Para a China, ceder totalmente este algoritmo seria inaceitável. O TikTok representa mais do que uma startup de sucesso, é uma ferramenta de soft power. Assim como Hollywood moldou gerações com filmes e música, o TikTok hoje influencia globalmente a forma como jovens consomem conteúdo, criam comunidades e até participam da política.
Segundo analistas, a ByteDance foi a pioneira em usar exércitos de anotadores humanos na China para marcar dados e treinar seus sistemas de inteligência artificial. Esse investimento pesado em rotulagem deu ao TikTok uma vantagem competitiva que dificilmente poderia ser aplicada rapidamente por seus rivais americanos.
O impasse no Congresso e o risco de fracasso
Apesar do anúncio de avanço, a história mostra que é preciso cautela. Em março deste ano, os EUA e a China também sinalizaram um acordo iminente, mas as negociações não prosperaram. Agora, qualquer solução precisará passar pelo crivo de um Congresso disposto a endurecer contra Pequim.
A lei aprovada em 2024 exige a venda forçada do TikTok justamente para impedir que dados de cidadãos americanos fiquem sob o alcance do governo Chinês. essa preocupação vai além da espionagem, trata-se também da capacidade de moldar e influenciar o debate político.
O que está em jogo
O TikTok é apenas uma peça em um tabuleiro muito maior. Além dele, Washington ampliou restrições a semicondutores e tecnologias avançadas, enquanto a China retaliou com investigações contra empresas como a Nvidia. O caso do TikTok é também um símbolo da guerra tecnológica que definirá a relação entre as duas maiores economias do planeta.

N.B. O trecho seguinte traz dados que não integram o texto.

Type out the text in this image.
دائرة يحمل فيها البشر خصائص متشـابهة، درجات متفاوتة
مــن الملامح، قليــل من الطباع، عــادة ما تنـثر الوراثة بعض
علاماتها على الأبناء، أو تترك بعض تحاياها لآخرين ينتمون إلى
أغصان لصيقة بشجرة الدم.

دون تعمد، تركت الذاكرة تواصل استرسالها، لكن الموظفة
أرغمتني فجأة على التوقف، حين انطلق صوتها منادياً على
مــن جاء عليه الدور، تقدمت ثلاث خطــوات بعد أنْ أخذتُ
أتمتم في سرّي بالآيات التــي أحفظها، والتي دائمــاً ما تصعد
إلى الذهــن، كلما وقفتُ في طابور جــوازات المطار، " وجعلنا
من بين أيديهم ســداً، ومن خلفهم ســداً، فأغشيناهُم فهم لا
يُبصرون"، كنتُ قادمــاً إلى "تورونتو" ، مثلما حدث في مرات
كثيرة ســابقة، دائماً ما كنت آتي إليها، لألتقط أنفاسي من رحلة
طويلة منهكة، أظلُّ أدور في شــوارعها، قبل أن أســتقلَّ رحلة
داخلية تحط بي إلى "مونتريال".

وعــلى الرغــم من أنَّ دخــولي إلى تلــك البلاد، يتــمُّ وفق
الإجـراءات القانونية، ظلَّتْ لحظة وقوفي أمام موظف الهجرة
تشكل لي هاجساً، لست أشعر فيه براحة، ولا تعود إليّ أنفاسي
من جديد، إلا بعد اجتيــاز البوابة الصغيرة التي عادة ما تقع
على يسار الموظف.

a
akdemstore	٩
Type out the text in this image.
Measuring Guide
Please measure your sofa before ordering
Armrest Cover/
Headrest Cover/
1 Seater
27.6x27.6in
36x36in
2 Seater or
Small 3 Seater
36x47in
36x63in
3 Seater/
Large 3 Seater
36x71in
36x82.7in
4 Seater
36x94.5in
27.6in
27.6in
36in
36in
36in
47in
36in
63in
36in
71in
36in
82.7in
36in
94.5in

Para Trump, salvar o TikTok é politicamente conveniente. Para Xi, manter “características chinesas” no aplicativo é uma vitória simbólica. Para os usuários, o risco é ver a sua rede social favorita se tornar refém de negociações geopolíticas.
O futuro do TikTok nos EUA está suspenso, mas o acordo anunciado nesta semana representa um raro momento de cooperação em meio a um período longo de tensão crescente entre Washington e Pequim. Se confirmado na ligação entre Trump e Xi Jinping, poderão inaugurar um novo capítulo na relação bilateral conturbada, em que a tecnologia, cultura e segurança nacional se entrelaçam de forma inseparável. O fato é, que além do destino de um aplicativo, o que pode estar em jogo daqui por diante é quem controla o futuro da cultura digital global.